In this podcast, Simon Chamberlain, Chief Executive of Succession Group talks to Abraham Okusanya about how his earlier training in the industry prepared him for the current challenge of running a business that now looks after £8 billion of clients’ money.
Simon talks about how his approach in the consolidation space is different from the competition, vertically integrated models in general and the misconception over FCA definition of independent advice.
Mistakes and Learning Curve
I asked simon what he would consider the biggest challenge of his career, one that might even be considered a failure. Simon was keen to stress that he sees a mistake as part of the learning curve, rather than a failure. He talked about what went wrong at Thinc Group, where the model was to buy IFA businesses, hand over cash to principals of these businesses and hope that these businesses will then be consolidated into the Thinc, which clearly didn’t really happen. Simon stressed that Succession’s model is very different – the consolidation work happens first and this is then followed by the acquisition of the IFA practices.
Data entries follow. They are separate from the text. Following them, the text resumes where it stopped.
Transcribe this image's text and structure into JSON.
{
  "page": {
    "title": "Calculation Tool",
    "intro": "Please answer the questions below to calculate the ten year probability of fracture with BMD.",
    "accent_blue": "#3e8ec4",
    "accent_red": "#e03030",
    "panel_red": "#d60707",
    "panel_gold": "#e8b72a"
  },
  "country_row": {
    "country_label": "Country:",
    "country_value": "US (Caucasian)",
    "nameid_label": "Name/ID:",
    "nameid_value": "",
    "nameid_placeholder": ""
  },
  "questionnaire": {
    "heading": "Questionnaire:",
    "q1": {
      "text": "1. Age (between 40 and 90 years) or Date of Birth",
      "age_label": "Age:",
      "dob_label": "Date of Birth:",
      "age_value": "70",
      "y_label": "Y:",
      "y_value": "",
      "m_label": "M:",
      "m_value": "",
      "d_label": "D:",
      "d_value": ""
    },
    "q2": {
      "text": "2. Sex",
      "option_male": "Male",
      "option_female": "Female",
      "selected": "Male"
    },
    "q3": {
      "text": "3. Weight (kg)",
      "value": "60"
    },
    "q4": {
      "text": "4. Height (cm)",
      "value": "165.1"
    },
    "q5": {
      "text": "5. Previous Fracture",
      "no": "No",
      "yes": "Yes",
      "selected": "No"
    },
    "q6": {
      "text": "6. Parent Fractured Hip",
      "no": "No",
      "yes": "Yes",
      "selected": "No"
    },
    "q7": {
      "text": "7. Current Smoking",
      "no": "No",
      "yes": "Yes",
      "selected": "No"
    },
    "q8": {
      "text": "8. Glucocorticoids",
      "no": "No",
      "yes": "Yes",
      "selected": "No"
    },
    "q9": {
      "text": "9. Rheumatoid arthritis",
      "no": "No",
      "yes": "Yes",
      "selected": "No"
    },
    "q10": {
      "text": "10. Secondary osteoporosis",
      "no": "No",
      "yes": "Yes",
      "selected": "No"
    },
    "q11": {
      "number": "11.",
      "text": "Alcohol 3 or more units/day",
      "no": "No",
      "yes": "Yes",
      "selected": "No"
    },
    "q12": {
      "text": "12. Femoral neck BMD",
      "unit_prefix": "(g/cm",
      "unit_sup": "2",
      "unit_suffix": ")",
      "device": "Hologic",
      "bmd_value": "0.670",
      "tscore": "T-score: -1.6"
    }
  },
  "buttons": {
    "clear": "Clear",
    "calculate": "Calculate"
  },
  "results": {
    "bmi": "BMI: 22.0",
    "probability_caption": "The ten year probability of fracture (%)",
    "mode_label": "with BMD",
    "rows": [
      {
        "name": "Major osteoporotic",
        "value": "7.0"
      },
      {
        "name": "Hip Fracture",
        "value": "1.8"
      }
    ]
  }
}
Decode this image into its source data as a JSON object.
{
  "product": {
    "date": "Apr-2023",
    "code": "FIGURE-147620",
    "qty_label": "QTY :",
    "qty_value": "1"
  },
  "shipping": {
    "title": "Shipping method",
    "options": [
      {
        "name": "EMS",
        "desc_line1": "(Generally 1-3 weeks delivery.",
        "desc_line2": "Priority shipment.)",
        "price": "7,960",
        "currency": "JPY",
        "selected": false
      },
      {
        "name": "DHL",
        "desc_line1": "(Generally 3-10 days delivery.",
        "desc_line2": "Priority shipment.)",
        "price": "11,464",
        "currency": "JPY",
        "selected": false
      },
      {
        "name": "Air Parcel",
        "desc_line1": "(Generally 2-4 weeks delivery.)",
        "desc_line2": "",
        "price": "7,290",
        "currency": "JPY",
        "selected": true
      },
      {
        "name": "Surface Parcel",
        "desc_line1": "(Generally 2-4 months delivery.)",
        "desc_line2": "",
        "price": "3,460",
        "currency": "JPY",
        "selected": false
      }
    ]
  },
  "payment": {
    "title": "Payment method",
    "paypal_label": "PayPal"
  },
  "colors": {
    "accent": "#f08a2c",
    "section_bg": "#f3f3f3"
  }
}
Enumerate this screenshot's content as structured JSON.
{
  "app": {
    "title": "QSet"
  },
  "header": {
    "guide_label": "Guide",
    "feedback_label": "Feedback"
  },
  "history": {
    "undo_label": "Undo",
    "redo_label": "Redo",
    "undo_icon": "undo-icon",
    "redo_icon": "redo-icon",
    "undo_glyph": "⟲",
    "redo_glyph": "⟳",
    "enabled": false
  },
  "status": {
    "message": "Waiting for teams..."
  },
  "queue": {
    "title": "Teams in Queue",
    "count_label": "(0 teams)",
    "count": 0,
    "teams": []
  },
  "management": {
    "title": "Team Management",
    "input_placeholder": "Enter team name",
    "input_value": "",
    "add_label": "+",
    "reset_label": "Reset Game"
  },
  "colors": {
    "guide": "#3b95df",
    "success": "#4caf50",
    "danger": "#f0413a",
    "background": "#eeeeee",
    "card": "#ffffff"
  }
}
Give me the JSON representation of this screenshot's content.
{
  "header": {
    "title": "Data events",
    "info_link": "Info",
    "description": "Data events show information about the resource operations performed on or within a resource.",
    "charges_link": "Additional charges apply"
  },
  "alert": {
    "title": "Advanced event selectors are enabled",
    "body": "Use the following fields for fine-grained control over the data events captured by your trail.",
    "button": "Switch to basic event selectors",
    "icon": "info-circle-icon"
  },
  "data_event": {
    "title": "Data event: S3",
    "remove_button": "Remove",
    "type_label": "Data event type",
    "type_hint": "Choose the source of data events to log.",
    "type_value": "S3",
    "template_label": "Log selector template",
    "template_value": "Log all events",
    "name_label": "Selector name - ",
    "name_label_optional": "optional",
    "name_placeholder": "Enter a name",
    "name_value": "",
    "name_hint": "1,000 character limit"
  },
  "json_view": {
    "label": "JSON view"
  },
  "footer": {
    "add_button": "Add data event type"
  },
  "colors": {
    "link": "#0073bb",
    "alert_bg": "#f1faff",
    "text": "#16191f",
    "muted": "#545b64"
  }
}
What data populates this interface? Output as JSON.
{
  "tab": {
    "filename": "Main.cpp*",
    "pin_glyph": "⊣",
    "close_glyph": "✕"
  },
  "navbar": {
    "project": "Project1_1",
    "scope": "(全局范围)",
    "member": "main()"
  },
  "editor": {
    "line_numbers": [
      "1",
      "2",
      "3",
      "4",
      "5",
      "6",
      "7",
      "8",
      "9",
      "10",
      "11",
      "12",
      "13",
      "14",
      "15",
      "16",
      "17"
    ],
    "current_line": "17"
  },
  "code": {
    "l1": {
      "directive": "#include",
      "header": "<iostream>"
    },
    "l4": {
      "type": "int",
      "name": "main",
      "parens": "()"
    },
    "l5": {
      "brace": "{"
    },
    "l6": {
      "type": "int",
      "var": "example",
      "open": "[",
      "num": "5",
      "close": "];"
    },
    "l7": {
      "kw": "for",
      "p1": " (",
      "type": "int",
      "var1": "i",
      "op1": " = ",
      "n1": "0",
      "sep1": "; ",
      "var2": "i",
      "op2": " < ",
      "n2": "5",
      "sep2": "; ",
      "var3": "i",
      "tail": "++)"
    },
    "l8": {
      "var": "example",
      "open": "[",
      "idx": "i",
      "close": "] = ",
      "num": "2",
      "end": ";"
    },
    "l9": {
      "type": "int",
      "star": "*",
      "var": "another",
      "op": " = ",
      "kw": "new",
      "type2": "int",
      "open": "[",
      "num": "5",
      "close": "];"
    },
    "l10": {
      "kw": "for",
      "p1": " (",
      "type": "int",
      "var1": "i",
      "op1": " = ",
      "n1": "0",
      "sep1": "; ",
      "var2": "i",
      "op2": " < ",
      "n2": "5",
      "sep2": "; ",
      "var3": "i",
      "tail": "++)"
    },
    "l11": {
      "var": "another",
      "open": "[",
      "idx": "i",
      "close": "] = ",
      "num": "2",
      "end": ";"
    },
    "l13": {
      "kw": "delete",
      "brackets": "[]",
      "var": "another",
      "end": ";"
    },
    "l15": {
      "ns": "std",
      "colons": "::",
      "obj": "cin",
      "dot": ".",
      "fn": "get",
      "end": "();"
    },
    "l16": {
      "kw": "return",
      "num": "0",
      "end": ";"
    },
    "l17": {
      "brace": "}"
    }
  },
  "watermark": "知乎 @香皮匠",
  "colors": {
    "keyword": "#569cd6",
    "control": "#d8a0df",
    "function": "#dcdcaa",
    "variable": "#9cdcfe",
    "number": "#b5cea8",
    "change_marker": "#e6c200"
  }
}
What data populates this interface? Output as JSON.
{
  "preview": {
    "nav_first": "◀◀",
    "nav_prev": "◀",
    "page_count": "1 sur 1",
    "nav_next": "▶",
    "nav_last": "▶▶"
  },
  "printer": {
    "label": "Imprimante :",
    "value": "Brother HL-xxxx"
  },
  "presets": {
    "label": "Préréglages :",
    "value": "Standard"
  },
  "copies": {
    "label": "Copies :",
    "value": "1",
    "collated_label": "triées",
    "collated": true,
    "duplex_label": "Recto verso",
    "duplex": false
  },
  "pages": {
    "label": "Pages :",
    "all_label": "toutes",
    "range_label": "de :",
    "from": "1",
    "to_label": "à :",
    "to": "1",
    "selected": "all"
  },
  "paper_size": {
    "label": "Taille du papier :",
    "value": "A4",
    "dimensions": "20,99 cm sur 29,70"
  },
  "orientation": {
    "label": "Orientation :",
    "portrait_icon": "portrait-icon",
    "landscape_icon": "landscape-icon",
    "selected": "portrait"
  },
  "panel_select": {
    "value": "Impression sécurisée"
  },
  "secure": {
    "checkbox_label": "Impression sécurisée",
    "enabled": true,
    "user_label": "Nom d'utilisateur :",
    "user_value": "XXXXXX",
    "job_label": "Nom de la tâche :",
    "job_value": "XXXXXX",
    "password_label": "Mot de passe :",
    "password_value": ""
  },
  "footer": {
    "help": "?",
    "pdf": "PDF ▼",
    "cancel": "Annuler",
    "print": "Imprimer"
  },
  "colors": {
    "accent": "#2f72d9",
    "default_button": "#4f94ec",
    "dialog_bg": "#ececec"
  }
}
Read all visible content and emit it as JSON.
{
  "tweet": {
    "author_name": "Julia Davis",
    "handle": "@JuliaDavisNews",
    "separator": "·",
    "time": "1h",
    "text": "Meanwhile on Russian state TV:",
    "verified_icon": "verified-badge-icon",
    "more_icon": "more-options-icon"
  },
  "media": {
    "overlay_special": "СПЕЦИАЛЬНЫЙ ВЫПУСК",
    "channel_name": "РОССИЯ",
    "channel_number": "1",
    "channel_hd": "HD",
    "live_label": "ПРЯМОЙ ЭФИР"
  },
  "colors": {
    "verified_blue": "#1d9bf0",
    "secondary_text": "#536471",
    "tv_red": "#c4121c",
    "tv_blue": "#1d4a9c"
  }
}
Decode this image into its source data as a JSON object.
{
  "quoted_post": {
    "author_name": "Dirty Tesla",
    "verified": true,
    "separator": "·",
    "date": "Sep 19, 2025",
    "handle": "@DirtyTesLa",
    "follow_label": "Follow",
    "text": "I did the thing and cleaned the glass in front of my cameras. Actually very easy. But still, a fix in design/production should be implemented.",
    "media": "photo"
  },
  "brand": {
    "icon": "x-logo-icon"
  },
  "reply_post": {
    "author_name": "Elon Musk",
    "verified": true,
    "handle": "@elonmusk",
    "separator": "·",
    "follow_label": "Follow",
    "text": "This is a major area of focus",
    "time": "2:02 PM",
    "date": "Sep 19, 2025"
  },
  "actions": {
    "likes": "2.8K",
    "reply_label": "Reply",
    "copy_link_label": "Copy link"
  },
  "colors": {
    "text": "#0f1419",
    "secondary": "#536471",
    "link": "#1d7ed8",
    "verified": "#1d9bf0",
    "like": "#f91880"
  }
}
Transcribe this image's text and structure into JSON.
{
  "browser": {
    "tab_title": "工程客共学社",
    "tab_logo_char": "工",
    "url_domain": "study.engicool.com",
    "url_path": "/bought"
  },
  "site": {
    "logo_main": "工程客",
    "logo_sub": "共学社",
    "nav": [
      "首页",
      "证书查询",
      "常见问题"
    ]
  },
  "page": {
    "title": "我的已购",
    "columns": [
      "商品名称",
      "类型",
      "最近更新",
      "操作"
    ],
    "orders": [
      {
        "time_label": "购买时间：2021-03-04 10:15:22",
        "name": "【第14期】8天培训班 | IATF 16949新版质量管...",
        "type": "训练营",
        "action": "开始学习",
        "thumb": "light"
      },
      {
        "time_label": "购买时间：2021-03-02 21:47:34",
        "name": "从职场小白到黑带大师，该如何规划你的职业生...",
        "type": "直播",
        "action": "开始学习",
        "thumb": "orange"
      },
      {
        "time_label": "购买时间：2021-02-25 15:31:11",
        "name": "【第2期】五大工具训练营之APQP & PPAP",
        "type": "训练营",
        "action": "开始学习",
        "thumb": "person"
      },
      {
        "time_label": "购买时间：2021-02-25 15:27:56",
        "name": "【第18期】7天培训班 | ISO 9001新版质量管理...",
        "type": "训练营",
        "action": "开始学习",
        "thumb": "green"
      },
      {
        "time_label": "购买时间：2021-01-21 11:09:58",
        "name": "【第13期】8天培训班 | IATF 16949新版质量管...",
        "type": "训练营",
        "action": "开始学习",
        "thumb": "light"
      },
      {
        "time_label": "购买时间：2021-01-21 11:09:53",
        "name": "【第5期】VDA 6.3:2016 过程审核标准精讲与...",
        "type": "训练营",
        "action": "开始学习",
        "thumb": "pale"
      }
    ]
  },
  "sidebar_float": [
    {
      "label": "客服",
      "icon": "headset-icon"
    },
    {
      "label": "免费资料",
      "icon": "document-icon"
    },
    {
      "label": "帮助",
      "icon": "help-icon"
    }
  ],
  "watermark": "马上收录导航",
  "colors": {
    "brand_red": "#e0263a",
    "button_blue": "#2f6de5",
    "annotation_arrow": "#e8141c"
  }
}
Platforms & Definition of ‘Independence’
Succession currently has £2 billion on its own platform and I asked Simon how a vertically integrated model like Succession could possibly meet the FCA’s definition of independence. Simon points out that a platform is simply an administrative systems and questions the idea that using multiple platforms makes a firm independent. He likens platforms to back office systems… ‘I put 100% of my clients on Avelo/Iress…. does that mean I’m not independent?‘ He also has an interesting view on client ownership – ‘when an IFA puts client’s money on a platform, the client becomes a client of the platform and not the adviser.‘
Valuing and Acquiring IFA Business
Simon also talks about what Succession looks for in a prospective firm it acquires, how the business is valued and how the deal is structured in terms of payments to the IFA (cash and equity). We talked about some misconception around why Succession sold more stake in the business to the private equity firm Inflexion and Simon’s gripe with compliance firms.